Maybe nationalisation is no longer the dirty word it once was – I suspect a majority would favour renationalisation of the railways – or perhaps, as one poll showed, people accept that on this occasion the blame lay with the Rock’s management and the Financial Service Authority, rather than the politicians.

Ministers will be cautious, however, about bringing out the bunting – the government’s reputation also got a lift back in August and September when the credit crisis first broke.

There might even be a gain for Darling when it comes to the public finances. Before Northern Rock, there was a serious risk that the government would break its so-called sustainable investment rule of keeping public sector debt below 40% of gross domestic product. Now it certainly will, but can use the Rock’s debts as the excuse. When and if it is off the government’s balance sheet, either the public finances will have improved on their own, or the rule will have been long abandoned.

That’s enough Rock, for now at least. Where does all this leave the housing market? Nationalisation saw, if only by coincidence, the end of the 100%-plus mortgage. It saw, although we have known this for some time, not only the loss of an aggressive lender but the arrival of a bank, admittedly now state-owned, which is in the business of encouraging at least some of its borrowers to go elsewhere. There is, contrary to suggestions by some commentators, still healthy competition in the market. But at the margin, there is slightly less competition than there was.

Meanwhile, the debate is intensifying about the wider market outlook. On one side you have the roundheads, predicting a big fat zero for the change in house prices nationally this year. On the other, are the cavaliers predicting anything between a 5% and 10% fall in prices this year, probably with more to come next.

If they are right, then we should all be a little concerned. This was what prompted Kate Barker, the Bank of England monetary policy committee’s resident housing expert, to warn of some of these negative feedback effects in a recent speech. While her main view was of a prolonged period in which house prices rise by less than average earnings, there was, she said, a danger of something worse.

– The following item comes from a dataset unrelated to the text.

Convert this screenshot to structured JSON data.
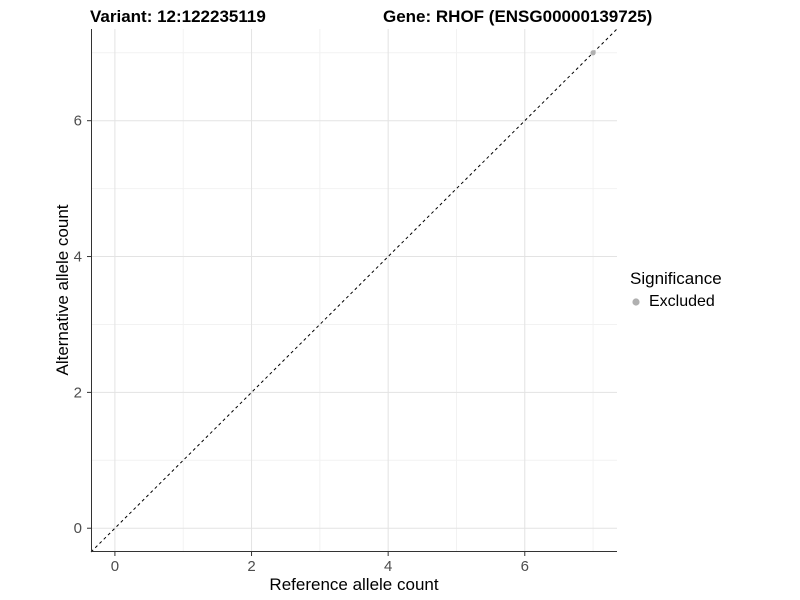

“If credit tightening were to prove more severe than in the MPC’s present central projection, leading to a significant fall in lending to households and companies, this could prompt a further decline in property values,” she said. “The consequent adverse impact on growth could prove difficult to turn around quickly, potentially resulting in a protracted period of low output growth and below target inflation.” The pain, in other words, could last.

I am still proud to count myself a roundhead, although it is becoming a somewhat lonelier place to be. I also know you can rarely secure an outright victory on this one. If we roundheads are right and prices are essentially flat this year, the cavaliers will just push their falling-price forecasts on to next year and the process will repeat itself.

Beyond the inevitable heat that this debate generates, it is also clearly possible for reasonable people to come to different views. The other day, two reports landed on my desk, each from City economists looking at prospects for the UK housing market. One, from Robert Barrie at Credit Suisse First Boston, entitled Just the Housing Market Facts, looked at every indicator of price and activity, including Rightmove, the Home Builders’ Federation, the Royal Institution of Chartered Surveyors, Halifax, Nationwide and Hometrack. It concluded that “prices may fall a bit further in the next three to six months, but probably not dramatically”.

The other report, from Malcolm Barr at J P Morgan, took the same data but came to a much more downbeat conclusion. “The data look pretty bleak,” it said, and plugging them into the firm’s model suggested a 4% drop in prices in 2008. Barr, however, was inclined to be more pessimistic than that, predicting a 6% drop.

Take your choice. One important question is how the dynamics will exert themselves. Does a small slippage in prices, of the kind envisaged by Credit Suisse, lead to a bigger one because people start to anticipate larger falls and by their actions bring them about?

The answer, as always, will be in the data. I will certainly be watching it very closely.